Tuesday, 17 May 2011

Old Notebooks

I'm rather busy with exams at the moment, so am reluctant to write up with anything new or involving non-legal intellectual exercise. However, as my next exam was on constitutional and administrative law, I thought it salutary to refer back to one of my old notebooks from election day last year. The notebook was written for personal perusal, so is rather fragmentary and lacks the even threadbare cohesion my blogs often have. Nonetheless it should be intelligible:

[NB I've inserted a couple of notes that clarify references in brackets.]

06.05.10

so i’d voted in the morning, partially to show by example that Mirka [1] should vote. but also because i wanted to vote
voting is r democracy.

to the point (now 10.20pm ish), went to N Gallery, after cycling to Waterstones for Stillinger’s Complel Keats Complete, and happened upon LaRoche Foucauld’s Charles I Insulted. [2]

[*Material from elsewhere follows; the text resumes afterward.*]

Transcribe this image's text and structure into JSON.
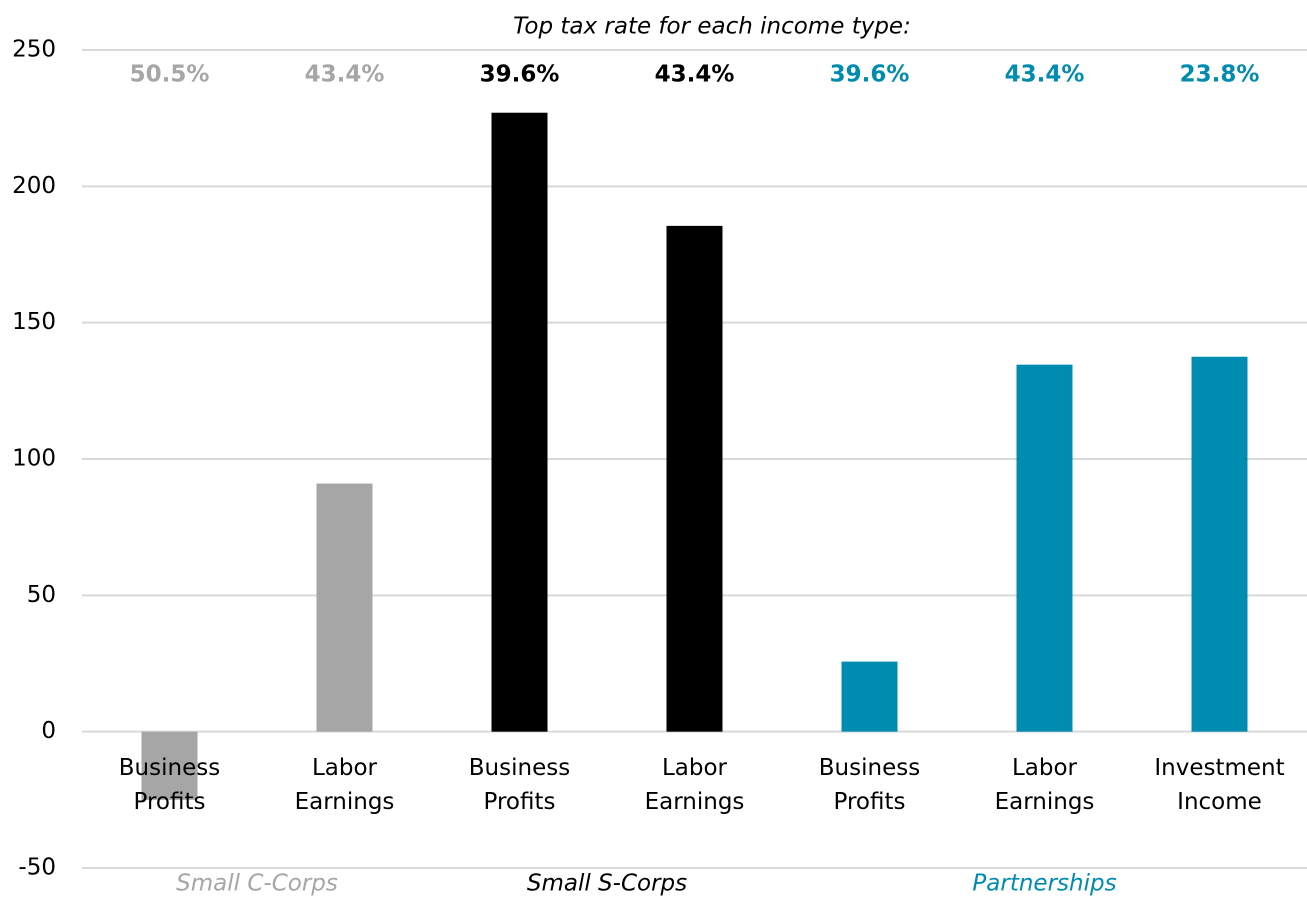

what happens to these kings + queens
when translated into a society such as ours

common, and commons, and that r inexact impossible ‘common man’ blowing smoke in the haughty’s reader’s face, as his immaculate historicity was being reconstructed.

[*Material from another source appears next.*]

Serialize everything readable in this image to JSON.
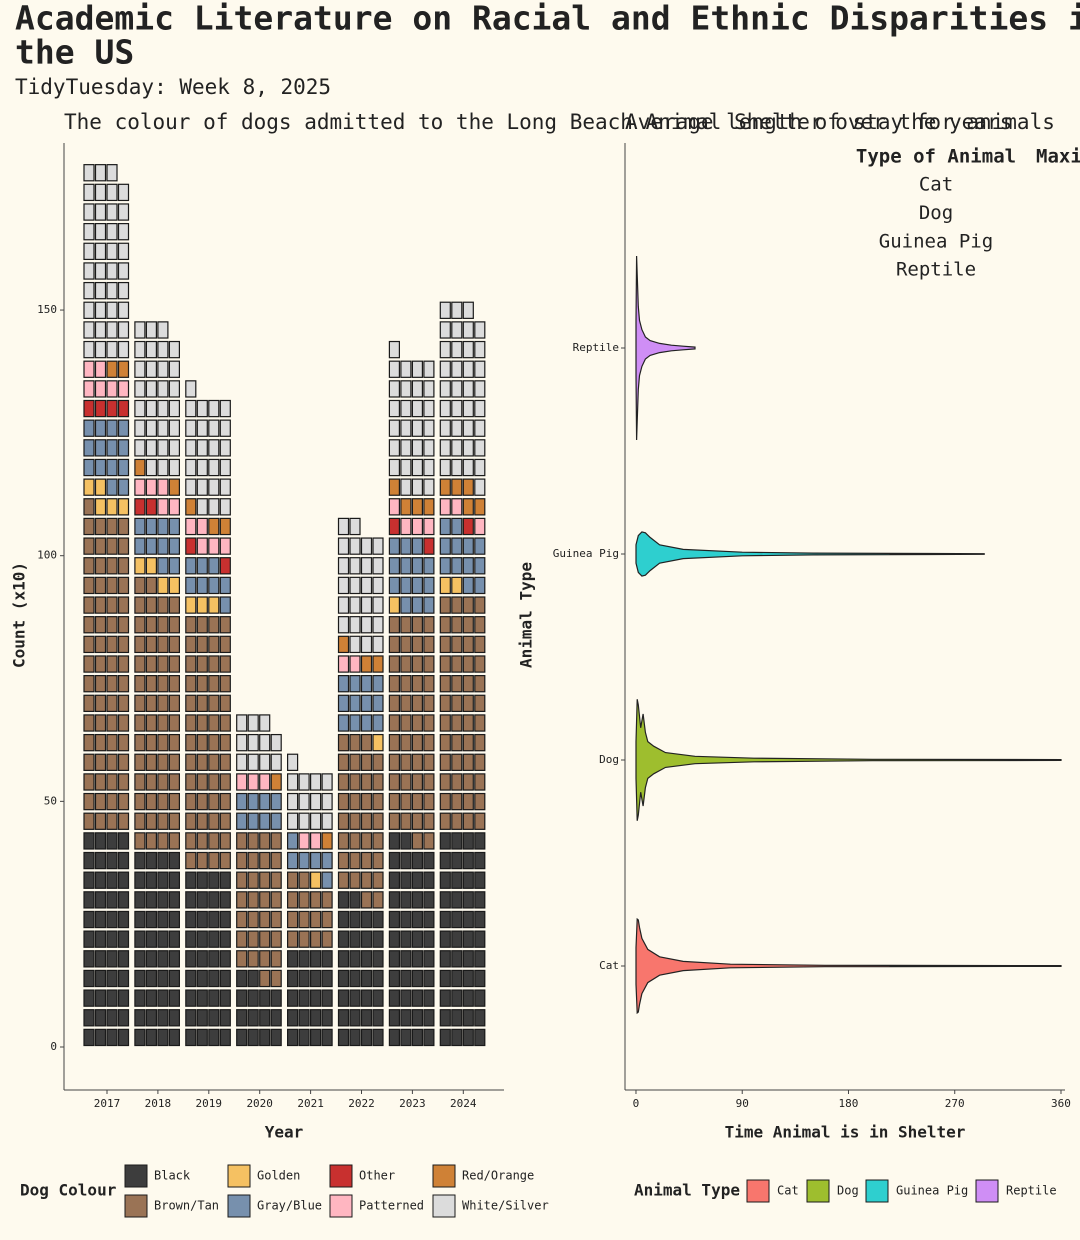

It makes no sense to tell a country about Europe,
where English history was all Kings + Queens, [3]
The historical record is scratched bombed and torn,
just as much as a map of Charles I’s face.
Godsend of an image. [4]

[1] our Polish cleaning lady. She had been here long enough to vote. No, I'm not proud of having a cleaning lady.
[2] a painting on display at the National at the time; Charles is shown haughtily reading a book, while a roundhead blows smoke in it; the image of his face was damaged during WW2 and had yet to be repaired when I was there. http://bit.ly/jVIyZH
[3] paraphrasing E H Gombrich's Little History of the World
[4] Charles believed in the divine right of kings to rule.